The amendment seeks to remove clause 198(1). It is a probing amendment, designed to get to the bottom
of what the Government aim to achieve. The subsection concerns the famous regulations, of which we have yet to see a single line of a single draft—although as we wear our weary way through the Bill's clauses, I live in hope. It says that regulations
''may modify sections 196 and 197 in their application to prescribed cases.''
What on earth does that mean? It is bad enough having regulations modifying primary legislation, which is what is inherent in the first part of that sentence. That is something to be avoided wherever possible. After all, what is the point of our debating the clauses if they can later be modified when the Department has second thoughts?
However, it is the words
''in their application to prescribed cases''
that I am puzzled about. What does that mean? What are prescribed cases? Have I missed a definition somewhere in a subsection or schedule? It is surely not suggesting that the effects of clauses 196 and 197 can be modified for specific disputes relating to particular schemes. If it is—I am looking for a shake or nod of the head—that would be wholly unacceptable. With my usual faith in the Under-Secretary, I rely on his shaking his head. Perhaps he can tell us what it means.
Amendment No. 297 would remove the power to make regulations to modify the application of clauses 196 and 197 in prescribed cases. The hon. Gentleman rightly asked for some explanation of how we intend to use that power.
From our experience with the existing member-nominated trustee and director requirements, we know that the diversity and variety of schemes makes it likely that there will be situations in which the requirements as drafted will need to be modified. That is less likely with the simplified provisions, as there is more scope for schemes to adopt arrangements that suit their circumstances. Nevertheless, it is prudent—and, in the context of yesterday's statement, perhaps purposeful as well—to reserve a power to modify if it proves necessary.
The only example that we have identified relates to clause 196(2)(a), which requires the nomination process to involve
''at least all the active members''.
We may need to modify that by regulations for schemes where there are no active members. Incidentally, the fact that schemes exist with no active members, just as there will be some with no pensioners, illustrates the sheer variety of schemes, and why the modification power is necessary.
With that clarification, I hope that the hon. Gentleman feels able to withdraw the amendment.
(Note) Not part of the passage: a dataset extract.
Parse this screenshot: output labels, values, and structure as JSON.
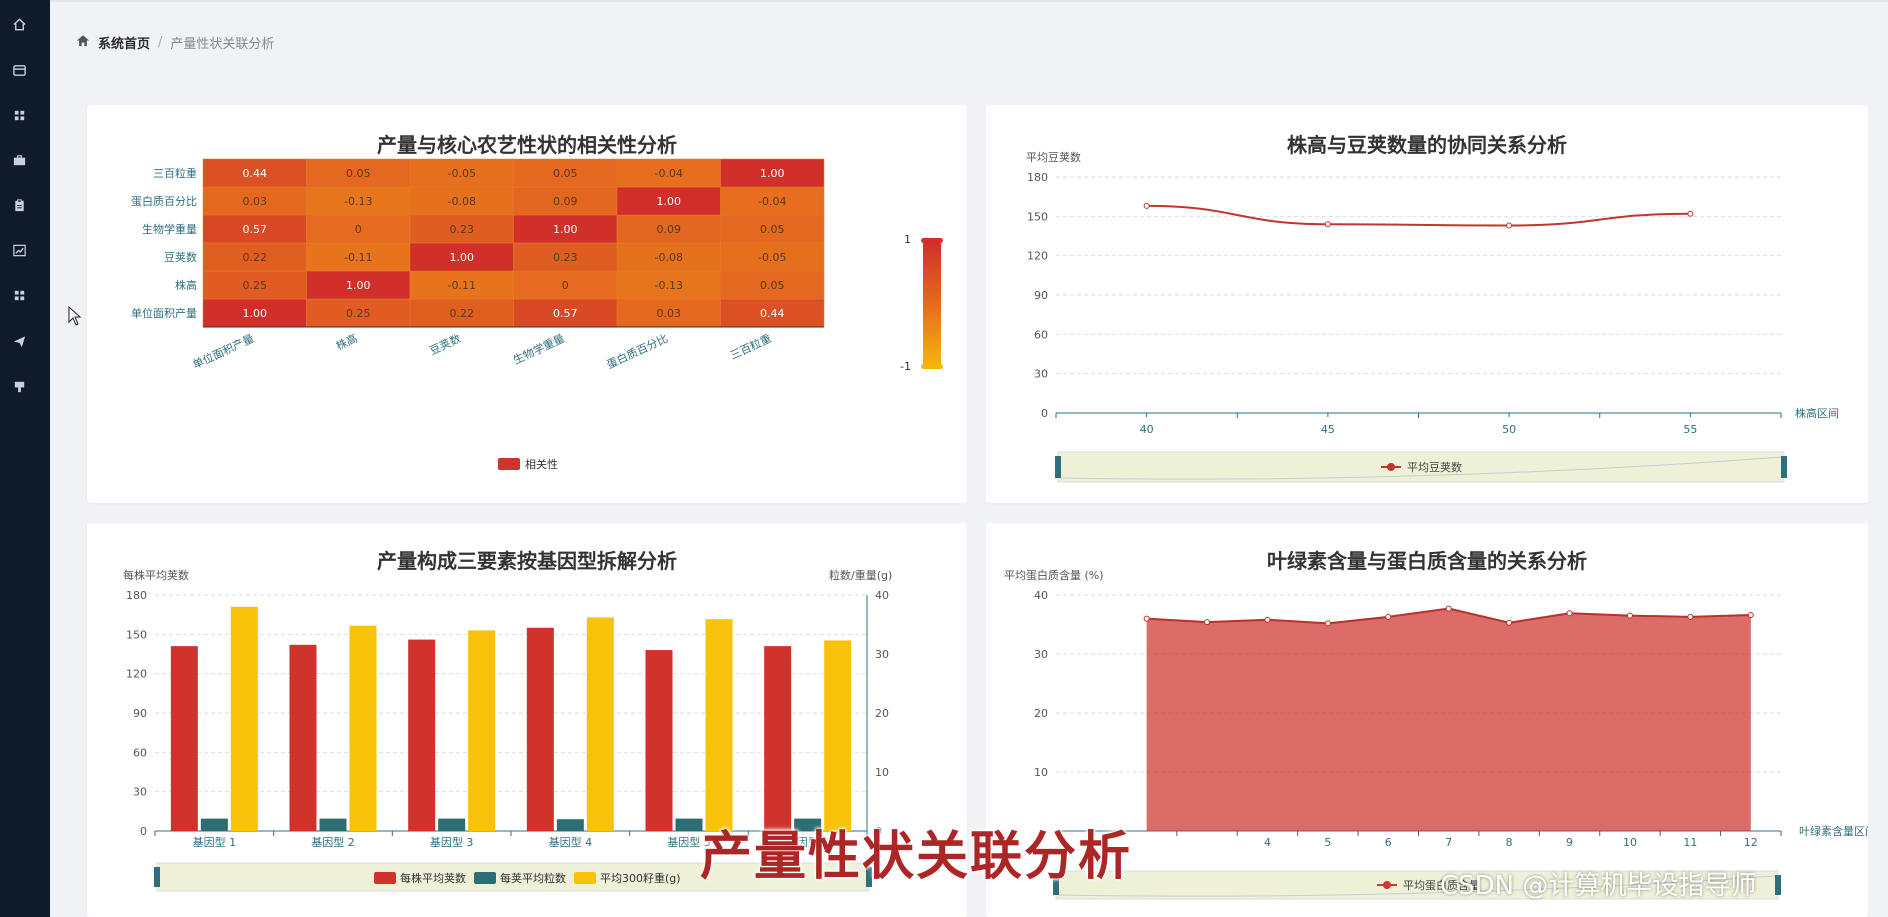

There are times during the Committee stage of a Bill where one begins to question whether one is seriously engaged in making the world a better place. One even reflects on the meaning of life. It is intensely depressing to hear that, having had a well informed and interesting debate—everything is relative, of course—about active members versus pensioner members, that could all be
changed later at the flick of a pen. That seems to be what the subsection means. Am I misinterpreting what the Under-Secretary said?
I do not think that Ministers should take such powers. They should debate the issues, defend the Bill if necessary, force it through and put it on the statute book—but say, ''Well, there may be a problem here after all, and we'll deal with it later,'' is not good enough. Despite that fact, I beg to ask leave to withdraw the amendment.
Amendment, by leave, withdrawn.
Clause 198 ordered to stand part of the Bill.